While the near term outlook is favorable, risks exist, including from surges in global volatility, higher global interest rates, or a prolonging of recent geopolitical tensions, which require greater policy flexibility to maintain confidence and international reserve accumulation. Domestic risks may materialize from existing banking sector difficulties without a comprehensive reform package, particularly financial resources and legal reforms to accelerate bank restructuring and resolution of non-performing loans (NPL). Risks may also arise if SOE reform is slow. Public debt has risen noticeably to a level that needs increased attention. On the upside, early agreement on Trans Pacific Partnership negotiations and free trade agreements are opportunities that would provide preferential access to main export markets and spur market-based reforms.
The mission and the authorities discussed near term macroeconomic policies that would address risks and help to entrench recent stabilization gains.

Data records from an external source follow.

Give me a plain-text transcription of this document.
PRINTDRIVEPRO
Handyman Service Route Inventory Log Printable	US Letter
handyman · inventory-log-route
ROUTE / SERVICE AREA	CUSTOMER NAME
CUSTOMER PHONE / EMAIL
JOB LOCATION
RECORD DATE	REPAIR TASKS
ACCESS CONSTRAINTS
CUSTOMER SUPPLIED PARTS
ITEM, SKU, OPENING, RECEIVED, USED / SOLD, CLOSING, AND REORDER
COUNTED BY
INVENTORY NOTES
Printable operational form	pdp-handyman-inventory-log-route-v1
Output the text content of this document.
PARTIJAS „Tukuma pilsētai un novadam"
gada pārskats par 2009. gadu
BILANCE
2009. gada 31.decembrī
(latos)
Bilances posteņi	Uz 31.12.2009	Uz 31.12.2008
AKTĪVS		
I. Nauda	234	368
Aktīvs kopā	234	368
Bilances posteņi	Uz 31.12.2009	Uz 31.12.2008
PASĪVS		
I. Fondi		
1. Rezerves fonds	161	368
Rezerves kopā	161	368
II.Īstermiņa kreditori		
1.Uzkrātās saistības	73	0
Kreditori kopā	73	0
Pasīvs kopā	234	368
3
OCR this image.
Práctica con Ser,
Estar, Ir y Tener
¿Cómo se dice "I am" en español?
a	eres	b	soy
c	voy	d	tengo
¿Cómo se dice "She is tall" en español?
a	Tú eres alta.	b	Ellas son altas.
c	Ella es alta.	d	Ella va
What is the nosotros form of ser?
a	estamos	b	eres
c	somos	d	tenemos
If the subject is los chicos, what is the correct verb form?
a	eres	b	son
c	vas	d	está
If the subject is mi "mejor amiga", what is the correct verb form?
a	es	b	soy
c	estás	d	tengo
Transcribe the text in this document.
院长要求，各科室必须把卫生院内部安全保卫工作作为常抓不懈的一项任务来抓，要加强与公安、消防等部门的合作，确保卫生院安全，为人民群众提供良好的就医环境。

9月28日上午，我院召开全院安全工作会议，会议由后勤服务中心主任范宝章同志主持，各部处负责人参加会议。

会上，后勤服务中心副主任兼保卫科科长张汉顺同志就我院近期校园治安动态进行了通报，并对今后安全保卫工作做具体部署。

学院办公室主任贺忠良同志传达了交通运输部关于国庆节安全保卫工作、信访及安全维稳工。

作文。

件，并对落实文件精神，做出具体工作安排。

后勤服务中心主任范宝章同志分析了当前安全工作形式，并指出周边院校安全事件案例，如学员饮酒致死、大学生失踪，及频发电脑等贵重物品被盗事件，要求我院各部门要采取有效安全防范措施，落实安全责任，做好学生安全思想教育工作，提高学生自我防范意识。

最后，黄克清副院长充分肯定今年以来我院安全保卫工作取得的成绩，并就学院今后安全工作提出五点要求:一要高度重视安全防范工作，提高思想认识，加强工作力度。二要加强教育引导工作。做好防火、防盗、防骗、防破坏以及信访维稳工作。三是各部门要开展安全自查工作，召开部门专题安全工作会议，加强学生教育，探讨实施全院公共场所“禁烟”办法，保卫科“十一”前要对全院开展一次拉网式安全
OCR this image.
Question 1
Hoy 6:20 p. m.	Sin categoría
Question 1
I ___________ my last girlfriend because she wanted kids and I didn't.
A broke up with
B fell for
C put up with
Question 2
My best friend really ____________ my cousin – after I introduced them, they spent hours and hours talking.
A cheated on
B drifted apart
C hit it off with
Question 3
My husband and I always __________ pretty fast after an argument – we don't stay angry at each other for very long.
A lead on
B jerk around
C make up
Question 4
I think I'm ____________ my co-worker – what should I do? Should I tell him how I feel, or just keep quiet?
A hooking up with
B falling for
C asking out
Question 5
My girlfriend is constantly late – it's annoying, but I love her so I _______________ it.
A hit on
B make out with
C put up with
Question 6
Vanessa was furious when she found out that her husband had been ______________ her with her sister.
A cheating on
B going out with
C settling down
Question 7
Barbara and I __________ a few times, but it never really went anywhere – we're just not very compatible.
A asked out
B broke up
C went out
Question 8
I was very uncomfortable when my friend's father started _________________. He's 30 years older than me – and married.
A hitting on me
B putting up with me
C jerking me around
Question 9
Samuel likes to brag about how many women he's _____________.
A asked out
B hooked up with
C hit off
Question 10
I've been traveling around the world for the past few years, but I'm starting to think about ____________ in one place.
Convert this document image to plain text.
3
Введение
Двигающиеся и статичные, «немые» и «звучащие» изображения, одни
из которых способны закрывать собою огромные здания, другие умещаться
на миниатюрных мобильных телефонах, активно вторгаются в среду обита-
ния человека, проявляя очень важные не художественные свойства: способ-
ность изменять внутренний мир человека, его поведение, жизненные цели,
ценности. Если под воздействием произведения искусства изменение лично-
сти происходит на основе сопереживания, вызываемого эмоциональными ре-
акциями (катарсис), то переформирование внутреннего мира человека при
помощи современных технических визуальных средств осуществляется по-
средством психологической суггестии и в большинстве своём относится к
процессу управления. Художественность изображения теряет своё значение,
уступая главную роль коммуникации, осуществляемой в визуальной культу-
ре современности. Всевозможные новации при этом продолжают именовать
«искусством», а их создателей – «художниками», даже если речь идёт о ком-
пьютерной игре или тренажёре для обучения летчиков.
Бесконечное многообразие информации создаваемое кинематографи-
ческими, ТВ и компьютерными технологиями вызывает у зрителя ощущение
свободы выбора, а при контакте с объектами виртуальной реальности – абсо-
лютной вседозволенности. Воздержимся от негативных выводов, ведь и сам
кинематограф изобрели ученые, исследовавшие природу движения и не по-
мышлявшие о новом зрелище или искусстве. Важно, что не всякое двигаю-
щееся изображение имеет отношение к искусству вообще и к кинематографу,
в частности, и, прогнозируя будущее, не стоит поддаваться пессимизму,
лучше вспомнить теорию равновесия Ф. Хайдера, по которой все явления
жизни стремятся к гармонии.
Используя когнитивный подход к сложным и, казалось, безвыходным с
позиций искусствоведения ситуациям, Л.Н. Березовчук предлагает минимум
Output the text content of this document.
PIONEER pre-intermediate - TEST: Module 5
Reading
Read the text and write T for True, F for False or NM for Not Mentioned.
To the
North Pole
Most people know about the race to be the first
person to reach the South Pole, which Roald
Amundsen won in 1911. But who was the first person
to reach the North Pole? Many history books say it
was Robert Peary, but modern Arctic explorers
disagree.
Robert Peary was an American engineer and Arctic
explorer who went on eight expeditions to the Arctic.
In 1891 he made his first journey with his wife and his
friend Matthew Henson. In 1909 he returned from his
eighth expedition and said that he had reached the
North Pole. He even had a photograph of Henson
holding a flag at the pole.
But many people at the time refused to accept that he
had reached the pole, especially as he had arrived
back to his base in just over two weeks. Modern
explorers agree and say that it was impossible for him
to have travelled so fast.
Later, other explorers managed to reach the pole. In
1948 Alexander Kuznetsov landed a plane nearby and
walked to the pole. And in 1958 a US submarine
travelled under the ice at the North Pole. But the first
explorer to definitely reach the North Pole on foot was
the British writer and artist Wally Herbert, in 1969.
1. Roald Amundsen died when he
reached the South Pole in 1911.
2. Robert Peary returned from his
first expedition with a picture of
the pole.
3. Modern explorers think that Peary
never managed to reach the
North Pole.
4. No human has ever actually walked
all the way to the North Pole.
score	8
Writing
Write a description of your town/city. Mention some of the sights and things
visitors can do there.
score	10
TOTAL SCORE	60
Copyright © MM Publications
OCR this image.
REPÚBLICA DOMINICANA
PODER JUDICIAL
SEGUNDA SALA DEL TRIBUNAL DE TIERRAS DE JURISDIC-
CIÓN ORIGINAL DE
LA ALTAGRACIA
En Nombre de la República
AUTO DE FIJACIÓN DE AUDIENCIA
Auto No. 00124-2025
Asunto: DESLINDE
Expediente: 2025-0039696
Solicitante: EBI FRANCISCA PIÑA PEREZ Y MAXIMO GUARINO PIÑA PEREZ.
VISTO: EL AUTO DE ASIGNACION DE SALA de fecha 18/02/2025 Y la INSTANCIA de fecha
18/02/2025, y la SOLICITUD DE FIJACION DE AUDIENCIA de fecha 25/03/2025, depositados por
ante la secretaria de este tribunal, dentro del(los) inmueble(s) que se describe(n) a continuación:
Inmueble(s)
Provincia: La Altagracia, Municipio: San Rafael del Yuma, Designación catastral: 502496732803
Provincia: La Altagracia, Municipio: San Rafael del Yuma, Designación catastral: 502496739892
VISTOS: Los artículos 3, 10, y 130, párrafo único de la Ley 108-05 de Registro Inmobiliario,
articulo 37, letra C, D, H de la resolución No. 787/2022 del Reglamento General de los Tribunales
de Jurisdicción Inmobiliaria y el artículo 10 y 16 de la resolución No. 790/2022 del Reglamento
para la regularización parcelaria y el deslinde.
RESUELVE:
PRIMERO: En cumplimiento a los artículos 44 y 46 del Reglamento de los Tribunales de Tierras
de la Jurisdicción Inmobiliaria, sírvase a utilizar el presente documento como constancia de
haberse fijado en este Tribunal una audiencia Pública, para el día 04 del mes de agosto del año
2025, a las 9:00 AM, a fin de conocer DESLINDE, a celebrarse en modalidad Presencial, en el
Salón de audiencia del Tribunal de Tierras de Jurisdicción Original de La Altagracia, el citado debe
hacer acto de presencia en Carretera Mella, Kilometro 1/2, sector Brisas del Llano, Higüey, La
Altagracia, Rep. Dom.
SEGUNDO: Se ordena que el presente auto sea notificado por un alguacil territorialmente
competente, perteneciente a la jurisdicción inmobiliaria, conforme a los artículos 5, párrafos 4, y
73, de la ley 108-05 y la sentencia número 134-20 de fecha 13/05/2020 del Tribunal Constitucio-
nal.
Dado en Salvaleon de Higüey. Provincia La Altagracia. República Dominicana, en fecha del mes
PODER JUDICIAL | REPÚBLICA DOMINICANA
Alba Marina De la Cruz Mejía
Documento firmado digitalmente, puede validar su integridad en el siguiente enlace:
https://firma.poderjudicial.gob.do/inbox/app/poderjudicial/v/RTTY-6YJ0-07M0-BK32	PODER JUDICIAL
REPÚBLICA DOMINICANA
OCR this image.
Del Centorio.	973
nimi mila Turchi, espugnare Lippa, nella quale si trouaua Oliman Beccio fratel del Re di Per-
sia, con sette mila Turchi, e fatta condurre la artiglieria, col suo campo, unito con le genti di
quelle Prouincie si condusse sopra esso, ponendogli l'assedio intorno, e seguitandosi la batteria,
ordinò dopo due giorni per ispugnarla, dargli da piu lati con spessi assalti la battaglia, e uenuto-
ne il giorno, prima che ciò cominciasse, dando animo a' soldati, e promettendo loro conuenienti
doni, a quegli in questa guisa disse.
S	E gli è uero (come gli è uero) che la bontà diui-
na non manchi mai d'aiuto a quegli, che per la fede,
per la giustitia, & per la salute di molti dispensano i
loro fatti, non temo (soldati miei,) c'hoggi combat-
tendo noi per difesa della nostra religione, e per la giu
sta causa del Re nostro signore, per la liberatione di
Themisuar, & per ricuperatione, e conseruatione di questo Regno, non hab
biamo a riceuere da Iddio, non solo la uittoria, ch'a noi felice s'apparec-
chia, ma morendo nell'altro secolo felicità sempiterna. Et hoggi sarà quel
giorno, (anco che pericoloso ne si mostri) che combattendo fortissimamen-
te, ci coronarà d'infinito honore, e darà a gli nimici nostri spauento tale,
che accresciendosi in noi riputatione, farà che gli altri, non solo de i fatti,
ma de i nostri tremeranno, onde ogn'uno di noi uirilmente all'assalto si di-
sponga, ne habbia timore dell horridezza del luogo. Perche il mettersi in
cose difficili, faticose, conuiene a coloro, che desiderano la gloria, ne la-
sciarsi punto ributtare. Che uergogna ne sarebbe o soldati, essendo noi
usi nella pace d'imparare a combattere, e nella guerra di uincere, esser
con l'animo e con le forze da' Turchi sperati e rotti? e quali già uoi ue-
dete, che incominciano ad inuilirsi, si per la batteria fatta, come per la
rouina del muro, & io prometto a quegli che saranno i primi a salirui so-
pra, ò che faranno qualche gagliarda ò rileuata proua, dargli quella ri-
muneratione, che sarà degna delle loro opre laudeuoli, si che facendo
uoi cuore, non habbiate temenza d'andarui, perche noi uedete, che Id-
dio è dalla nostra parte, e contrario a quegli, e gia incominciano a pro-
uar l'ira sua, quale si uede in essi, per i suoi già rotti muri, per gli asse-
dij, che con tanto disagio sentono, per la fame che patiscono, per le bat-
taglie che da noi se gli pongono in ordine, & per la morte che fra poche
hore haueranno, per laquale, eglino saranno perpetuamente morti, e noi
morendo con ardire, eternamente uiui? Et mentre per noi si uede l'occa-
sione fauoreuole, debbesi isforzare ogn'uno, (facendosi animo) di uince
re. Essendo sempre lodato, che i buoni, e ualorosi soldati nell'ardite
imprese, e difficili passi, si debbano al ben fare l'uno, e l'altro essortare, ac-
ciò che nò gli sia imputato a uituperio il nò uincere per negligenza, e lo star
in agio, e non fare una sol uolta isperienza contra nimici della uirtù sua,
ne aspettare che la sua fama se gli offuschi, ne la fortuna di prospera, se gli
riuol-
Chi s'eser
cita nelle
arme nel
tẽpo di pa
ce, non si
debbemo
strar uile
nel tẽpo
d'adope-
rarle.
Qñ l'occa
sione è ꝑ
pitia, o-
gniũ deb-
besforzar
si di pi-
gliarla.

Improved liquidity management by the SBV has contributed to these achievements and the mission agreed that the current accommodative monetary policy stance is appropriate as long as inflation pressures remain muted. Over the medium term, moving gradually towards using inflation as a nominal anchor for monetary policy, along with greater exchange rate flexibility, would provide a useful framework for Vietnam to facilitate macroeconomic stability and inflation control while buffering external shocks.
Fiscal policy has been accommodative in recent years. The deficit increased last year, and a further increase is projected for 2014, with tax revenues continuing their downward trend as a share of GDP, and public debt on the rise. The mission recommended adopting a medium-term plan to reduce the deficit and public debt as a share of GDP. This should focus on broadening the revenue base, and reorienting spending towards high quality public investment, targeted social spending to extend recent commendable poverty reduction achievements and support inclusive growth, and for banking sector reform and NPL resolution costs.
Discussions also centered on structural reforms that would help return the economy to a higher sustainable growth trajectory over the medium term. The mission noted that scope exists to accelerate banking sector reform, with joint efforts among all state stakeholders, building on the SBV’s success in reducing systemic risk, improving liquidity, and developing restructuring plans for banks. Important steps include a thorough recognition of NPLs and an accelerated approach to their resolution, including through relevant legal reform a strengthening of operations at the Vietnam Asset Management Company, and increased capital buffers in banks. At the same time, steps to improve the legal framework for SOE operations, including enhanced financial disclosure are welcome. Speedier equitization and implementation of restructuring plans, bolstered by improved coordination among government agencies and an expanded scope of divestment, would lay the groundwork for improved efficiency and a more level playing field for private sector growth.
1 The conclusion of the Article IV Consultation is subject to the IMF Executive Board discussion.